The world Mom grew up in was one in which, for women in particular, you were asked to accept authority without questioning and do what you had to do. Parents weren’t there to nurture; they were there to be obeyed. A world where women’s roles were defined by being a wife and mother, where as a military wife you were simply an appendage to your husband, where the Church decided the size of your family, where a bank account couldn’t be in a married woman’s name and where the word “obey” was still part of a woman’s wedding vow. Thankfully, my granddaughter Amelia does not have to grow up under the weight of such social norms, but at the same time it also makes me wonder how it would be possible for any of us that follow Mom to know what it was like to be her and to make the choices (to the extent that they were choices) that she made.

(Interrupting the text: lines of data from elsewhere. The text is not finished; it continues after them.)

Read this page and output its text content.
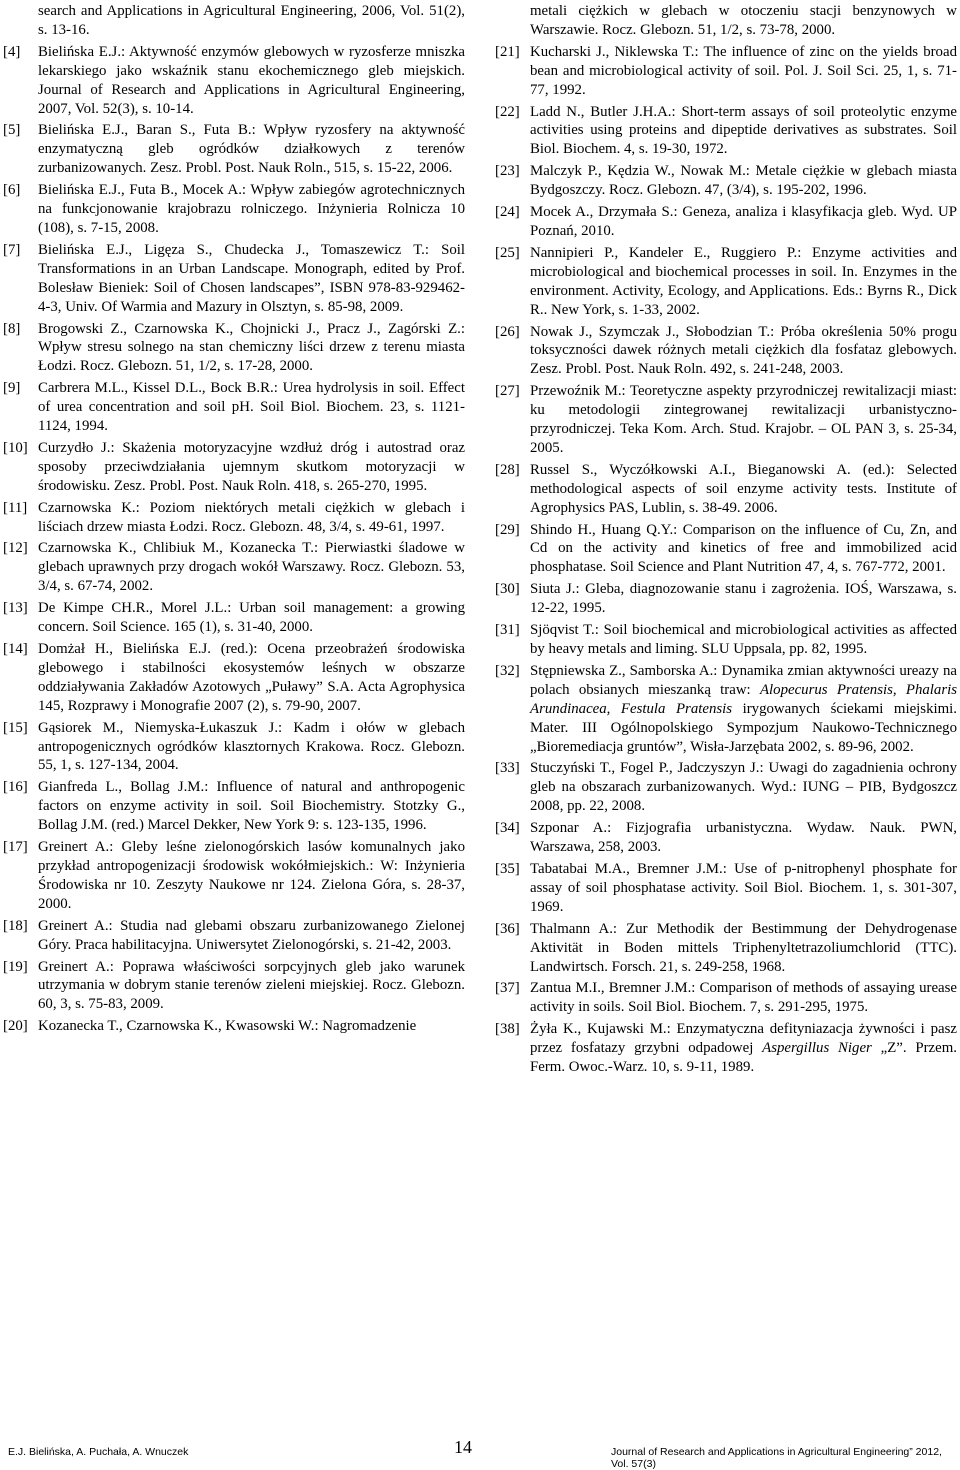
search and Applications in Agricultural Engineering, 2006, Vol. 51(2), s. 13-16.
[4] Bielińska E.J.: Aktywność enzymów glebowych w ryzosferze mniszka lekarskiego jako wskaźnik stanu ekochemicznego gleb miejskich. Journal of Research and Applications in Agricultural Engineering, 2007, Vol. 52(3), s. 10-14.
[5] Bielińska E.J., Baran S., Futa B.: Wpływ ryzosfery na aktywność enzymatyczną gleb ogródków działkowych z terenów zurbanizowanych. Zesz. Probl. Post. Nauk Roln., 515, s. 15-22, 2006.
[6] Bielińska E.J., Futa B., Mocek A.: Wpływ zabiegów agrotechnicznych na funkcjonowanie krajobrazu rolniczego. Inżynieria Rolnicza 10 (108), s. 7-15, 2008.
[7] Bielińska E.J., Ligęza S., Chudecka J., Tomaszewicz T.: Soil Transformations in an Urban Landscape. Monograph, edited by Prof. Bolesław Bieniek: Soil of Chosen landscapes”, ISBN 978-83-929462-4-3, Univ. Of Warmia and Mazury in Olsztyn, s. 85-98, 2009.
[8] Brogowski Z., Czarnowska K., Chojnicki J., Pracz J., Zagórski Z.: Wpływ stresu solnego na stan chemiczny liści drzew z terenu miasta Łodzi. Rocz. Glebozn. 51, 1/2, s. 17-28, 2000.
[9] Carbrera M.L., Kissel D.L., Bock B.R.: Urea hydrolysis in soil. Effect of urea concentration and soil pH. Soil Biol. Biochem. 23, s. 1121-1124, 1994.
[10] Curzydło J.: Skażenia motoryzacyjne wzdłuż dróg i autostrad oraz sposoby przeciwdziałania ujemnym skutkom motoryzacji w środowisku. Zesz. Probl. Post. Nauk Roln. 418, s. 265-270, 1995.
[11] Czarnowska K.: Poziom niektórych metali ciężkich w glebach i liściach drzew miasta Łodzi. Rocz. Glebozn. 48, 3/4, s. 49-61, 1997.
[12] Czarnowska K., Chlibiuk M., Kozanecka T.: Pierwiastki śladowe w glebach uprawnych przy drogach wokół Warszawy. Rocz. Glebozn. 53, 3/4, s. 67-74, 2002.
[13] De Kimpe CH.R., Morel J.L.: Urban soil management: a growing concern. Soil Science. 165 (1), s. 31-40, 2000.
[14] Domżał H., Bielińska E.J. (red.): Ocena przeobrażeń środowiska glebowego i stabilności ekosystemów leśnych w obszarze oddziaływania Zakładów Azotowych „Puławy” S.A. Acta Agrophysica 145, Rozprawy i Monografie 2007 (2), s. 79-90, 2007.
[15] Gąsiorek M., Niemyska-Łukaszuk J.: Kadm i ołów w glebach antropogenicznych ogródków klasztornych Krakowa. Rocz. Glebozn. 55, 1, s. 127-134, 2004.
[16] Gianfreda L., Bollag J.M.: Influence of natural and anthropogenic factors on enzyme activity in soil. Soil Biochemistry. Stotzky G., Bollag J.M. (red.) Marcel Dekker, New York 9: s. 123-135, 1996.
[17] Greinert A.: Gleby leśne zielonogórskich lasów komunalnych jako przykład antropogenizacji środowisk wokółmiejskich.: W: Inżynieria Środowiska nr 10. Zeszyty Naukowe nr 124. Zielona Góra, s. 28-37, 2000.
[18] Greinert A.: Studia nad glebami obszaru zurbanizowanego Zielonej Góry. Praca habilitacyjna. Uniwersytet Zielonogórski, s. 21-42, 2003.
[19] Greinert A.: Poprawa właściwości sorpcyjnych gleb jako warunek utrzymania w dobrym stanie terenów zieleni miejskiej. Rocz. Glebozn. 60, 3, s. 75-83, 2009.
[20] Kozanecka T., Czarnowska K., Kwasowski W.: Nagromadzenie
metali ciężkich w glebach w otoczeniu stacji benzynowych w Warszawie. Rocz. Glebozn. 51, 1/2, s. 73-78, 2000.
[21] Kucharski J., Niklewska T.: The influence of zinc on the yields broad bean and microbiological activity of soil. Pol. J. Soil Sci. 25, 1, s. 71-77, 1992.
[22] Ladd N., Butler J.H.A.: Short-term assays of soil proteolytic enzyme activities using proteins and dipeptide derivatives as substrates. Soil Biol. Biochem. 4, s. 19-30, 1972.
[23] Malczyk P., Kędzia W., Nowak M.: Metale ciężkie w glebach miasta Bydgoszczy. Rocz. Glebozn. 47, (3/4), s. 195-202, 1996.
[24] Mocek A., Drzymała S.: Geneza, analiza i klasyfikacja gleb. Wyd. UP Poznań, 2010.
[25] Nannipieri P., Kandeler E., Ruggiero P.: Enzyme activities and microbiological and biochemical processes in soil. In. Enzymes in the environment. Activity, Ecology, and Applications. Eds.: Byrns R., Dick R.. New York, s. 1-33, 2002.
[26] Nowak J., Szymczak J., Słobodzian T.: Próba określenia 50% progu toksyczności dawek różnych metali ciężkich dla fosfataz glebowych. Zesz. Probl. Post. Nauk Roln. 492, s. 241-248, 2003.
[27] Przewoźnik M.: Teoretyczne aspekty przyrodniczej rewitalizacji miast: ku metodologii zintegrowanej rewitalizacji urbanistyczno-przyrodniczej. Teka Kom. Arch. Stud. Krajobr. – OL PAN 3, s. 25-34, 2005.
[28] Russel S., Wyczółkowski A.I., Bieganowski A. (ed.): Selected methodological aspects of soil enzyme activity tests. Institute of Agrophysics PAS, Lublin, s. 38-49. 2006.
[29] Shindo H., Huang Q.Y.: Comparison on the influence of Cu, Zn, and Cd on the activity and kinetics of free and immobilized acid phosphatase. Soil Science and Plant Nutrition 47, 4, s. 767-772, 2001.
[30] Siuta J.: Gleba, diagnozowanie stanu i zagrożenia. IOŚ, Warszawa, s. 12-22, 1995.
[31] Sjöqvist T.: Soil biochemical and microbiological activities as affected by heavy metals and liming. SLU Uppsala, pp. 82, 1995.
[32] Stępniewska Z., Samborska A.: Dynamika zmian aktywności ureazy na polach obsianych mieszanką traw: Alopecurus Pratensis, Phalaris Arundinacea, Festula Pratensis irygowanych ściekami miejskimi. Mater. III Ogólnopolskiego Sympozjum Naukowo-Technicznego „Bioremediacja gruntów”, Wisła-Jarzębata 2002, s. 89-96, 2002.
[33] Stuczyński T., Fogel P., Jadczyszyn J.: Uwagi do zagadnienia ochrony gleb na obszarach zurbanizowanych. Wyd.: IUNG – PIB, Bydgoszcz 2008, pp. 22, 2008.
[34] Szponar A.: Fizjografia urbanistyczna. Wydaw. Nauk. PWN, Warszawa, 258, 2003.
[35] Tabatabai M.A., Bremner J.M.: Use of p-nitrophenyl phosphate for assay of soil phosphatase activity. Soil Biol. Biochem. 1, s. 301-307, 1969.
[36] Thalmann A.: Zur Methodik der Bestimmung der Dehydrogenase Aktivität in Boden mittels Triphenyltetrazoliumchlorid (TTC). Landwirtsch. Forsch. 21, s. 249-258, 1968.
[37] Zantua M.I., Bremner J.M.: Comparison of methods of assaying urease activity in soils. Soil Biol. Biochem. 7, s. 291-295, 1975.
[38] Żyła K., Kujawski M.: Enzymatyczna defityniazacja żywności i pasz przez fosfatazy grzybni odpadowej Aspergillus Niger „Z”. Przem. Ferm. Owoc.-Warz. 10, s. 9-11, 1989.
E.J. Bielińska, A. Puchała, A. Wnuczek	14	Journal of Research and Applications in Agricultural Engineering” 2012, Vol. 57(3)
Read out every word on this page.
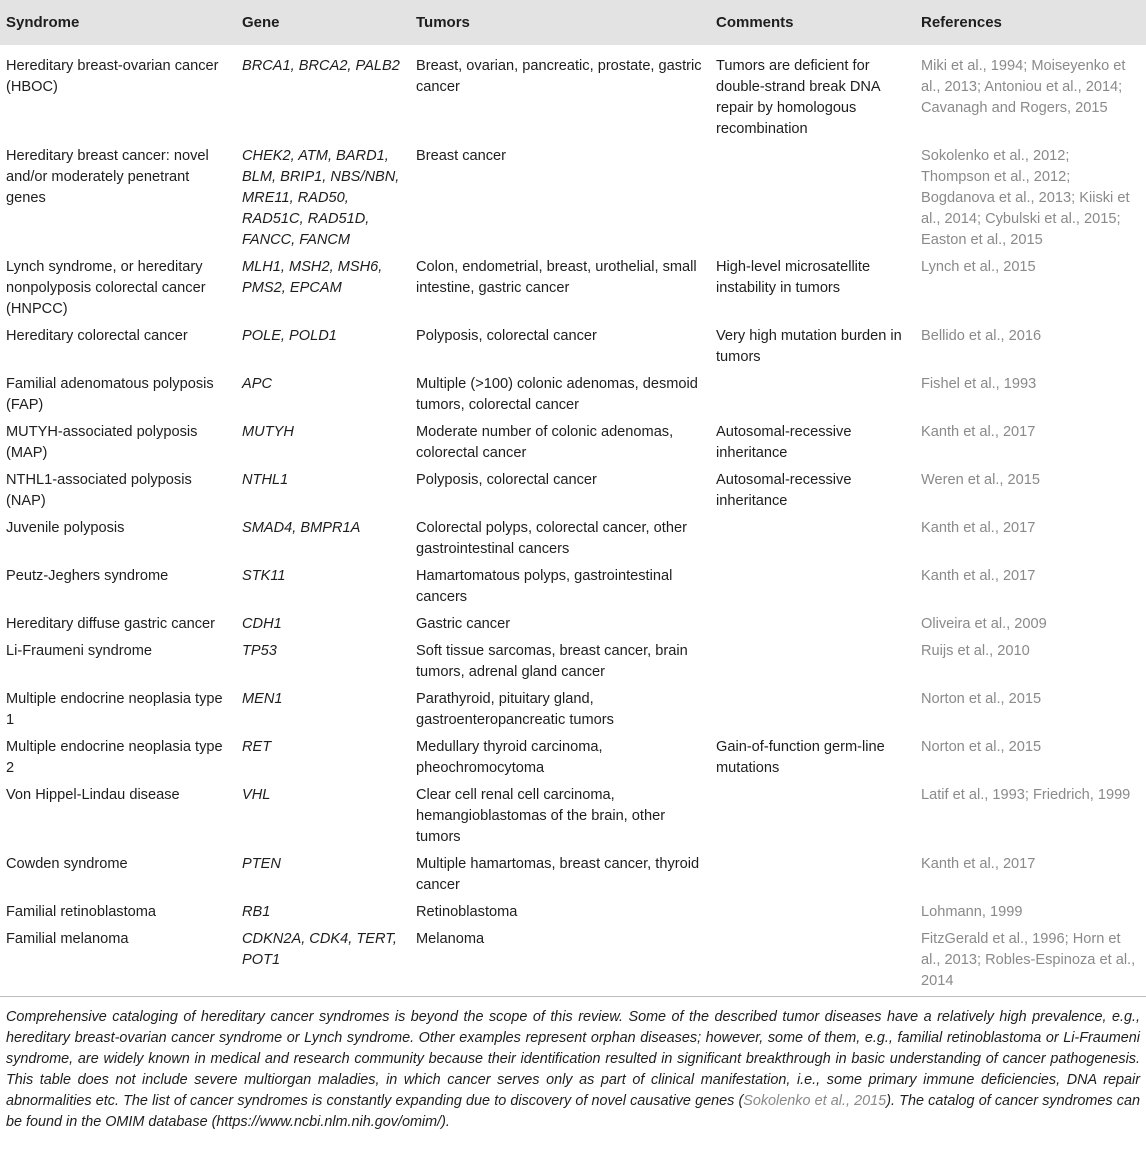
Syndrome	Gene	Tumors	Comments	References
Hereditary breast-ovarian cancer (HBOC)	BRCA1, BRCA2, PALB2	Breast, ovarian, pancreatic, prostate, gastric cancer	Tumors are deficient for double-strand break DNA repair by homologous recombination	Miki et al., 1994; Moiseyenko et al., 2013; Antoniou et al., 2014; Cavanagh and Rogers, 2015
Hereditary breast cancer: novel and/or moderately penetrant genes	CHEK2, ATM, BARD1, BLM, BRIP1, NBS/NBN, MRE11, RAD50, RAD51C, RAD51D, FANCC, FANCM	Breast cancer		Sokolenko et al., 2012; Thompson et al., 2012; Bogdanova et al., 2013; Kiiski et al., 2014; Cybulski et al., 2015; Easton et al., 2015
Lynch syndrome, or hereditary nonpolyposis colorectal cancer (HNPCC)	MLH1, MSH2, MSH6, PMS2, EPCAM	Colon, endometrial, breast, urothelial, small intestine, gastric cancer	High-level microsatellite instability in tumors	Lynch et al., 2015
Hereditary colorectal cancer	POLE, POLD1	Polyposis, colorectal cancer	Very high mutation burden in tumors	Bellido et al., 2016
Familial adenomatous polyposis (FAP)	APC	Multiple (>100) colonic adenomas, desmoid tumors, colorectal cancer		Fishel et al., 1993
MUTYH-associated polyposis (MAP)	MUTYH	Moderate number of colonic adenomas, colorectal cancer	Autosomal-recessive inheritance	Kanth et al., 2017
NTHL1-associated polyposis (NAP)	NTHL1	Polyposis, colorectal cancer	Autosomal-recessive inheritance	Weren et al., 2015
Juvenile polyposis	SMAD4, BMPR1A	Colorectal polyps, colorectal cancer, other gastrointestinal cancers		Kanth et al., 2017
Peutz-Jeghers syndrome	STK11	Hamartomatous polyps, gastrointestinal cancers		Kanth et al., 2017
Hereditary diffuse gastric cancer	CDH1	Gastric cancer		Oliveira et al., 2009
Li-Fraumeni syndrome	TP53	Soft tissue sarcomas, breast cancer, brain tumors, adrenal gland cancer		Ruijs et al., 2010
Multiple endocrine neoplasia type 1	MEN1	Parathyroid, pituitary gland, gastroenteropancreatic tumors		Norton et al., 2015
Multiple endocrine neoplasia type 2	RET	Medullary thyroid carcinoma, pheochromocytoma	Gain-of-function germ-line mutations	Norton et al., 2015
Von Hippel-Lindau disease	VHL	Clear cell renal cell carcinoma, hemangioblastomas of the brain, other tumors		Latif et al., 1993; Friedrich, 1999
Cowden syndrome	PTEN	Multiple hamartomas, breast cancer, thyroid cancer		Kanth et al., 2017
Familial retinoblastoma	RB1	Retinoblastoma		Lohmann, 1999
Familial melanoma	CDKN2A, CDK4, TERT, POT1	Melanoma		FitzGerald et al., 1996; Horn et al., 2013; Robles-Espinoza et al., 2014
Comprehensive cataloging of hereditary cancer syndromes is beyond the scope of this review. Some of the described tumor diseases have a relatively high prevalence, e.g., hereditary breast-ovarian cancer syndrome or Lynch syndrome. Other examples represent orphan diseases; however, some of them, e.g., familial retinoblastoma or Li-Fraumeni syndrome, are widely known in medical and research community because their identification resulted in significant breakthrough in basic understanding of cancer pathogenesis. This table does not include severe multiorgan maladies, in which cancer serves only as part of clinical manifestation, i.e., some primary immune deficiencies, DNA repair abnormalities etc. The list of cancer syndromes is constantly expanding due to discovery of novel causative genes (Sokolenko et al., 2015). The catalog of cancer syndromes can be found in the OMIM database (https://www.ncbi.nlm.nih.gov/omim/).
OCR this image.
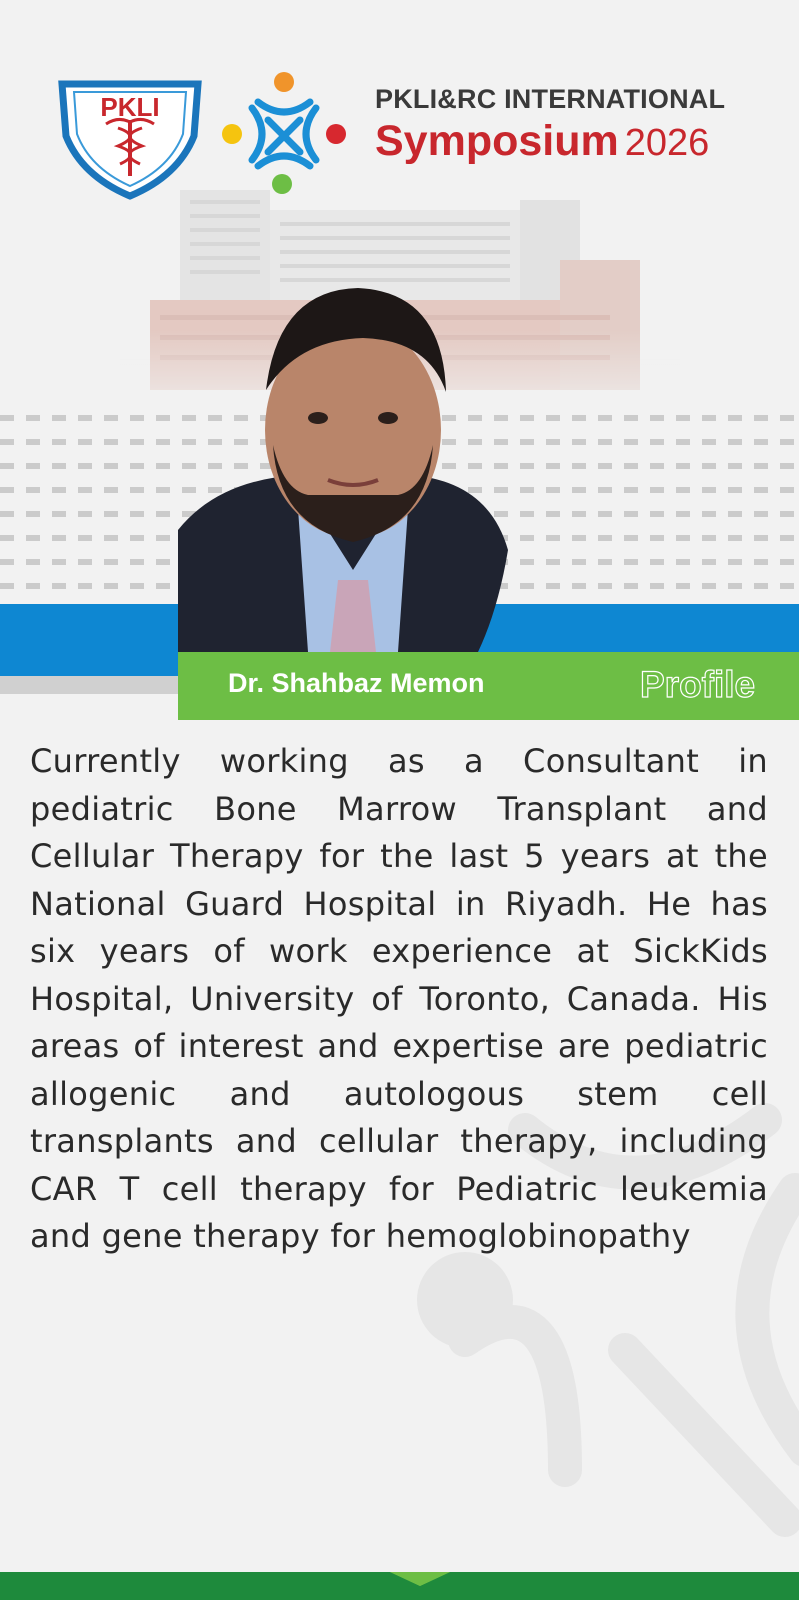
PKLI	PKLI&RC INTERNATIONAL
Symposium 2026
Dr. Shahbaz Memon	Profile
Currently working as a Consultant in pediatric Bone Marrow Transplant and Cellular Therapy for the last 5 years at the National Guard Hospital in Riyadh. He has six years of work experience at SickKids Hospital, University of Toronto, Canada. His areas of interest and expertise are pediatric allogenic and autologous stem cell transplants and cellular therapy, including CAR T cell therapy for Pediatric leukemia and gene therapy for hemoglobinopathy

When Mom was born in 1921, most people did not have cars or telephones, let alone televisions, computers or ATM cards. Where Mom grew up in Northville, Spink County, South Dakota they did not have indoor plumbing or electricity. Her family's bathroom was an outhouse some distance from the house with corn sheaths for toilet paper. I have to laugh when I try to imagine how some of my children who won’t even use a roadside Porta Potty in an emergency would handle that. In the South Dakota winters, they would have to bring the pigs inside and let them sleep by the stove to keep them warm. Something I doubt any of the rest of us have ever had to do. Since my grandpa Wilkins’ first five children were boys and he had rheumatoid arthritis, Mom and her oldest sister Lucille were the “boys” in the family, doing all the male chores. We always talk about Mom having perseverance, about how for all her talking about it, she would do whatever she had to do to survive in a situation and I’m wondering how much of her early character was formed back in that Dakota farm cold.
We all like to pontificate about life being the choices we make, but how much choice does a person growing up in Mom’s time and under Mom’s circumstances have. I think specifically of how she was told to quit high school and go to work as a nanny by her father so that she could give the family the money she earned. I can’t even envision my son Eli making that kind of choice for Maggie.
And we all know the story of how when she was finally old enough to move out on her own and moved up to San Francisco, her father sent her brothers-in-law up there to haul her back home. Mom talked about that so many times that it is clear it left a deep imprint upon her. Would any of our adult children allow us to do that to them these days, and would we even consider it short of a life-threatening situation?
Mom had the bad luck to be married at a period in history when virtually all able-bodied American men were in the military, and that, too, profoundly set the course of her life. I don’t know how many total times she had to move, but I know that prior to college I attended at least ten different schools.
No one meeting Mom would ever, without getting to know her better, suspect all that she went through, all the forces that shaped her. She had a great sense of humor, loved to talk or tell stories, and when her voice allowed her, was always singing. Perhaps that was due to an inherent part of her nature that helped her to withstand so much of what life threw at her. I wonder if she had been born here in the twenty-first century with its greater (if still imperfect) opportunities, what life would have been like for her, what she would have been able to accomplish. The fact that we may feel ourselves more successful or prosperous or educated or enlightened has less to do with merit on our part than with the circumstances that shaped our lives allowing us to become what we are.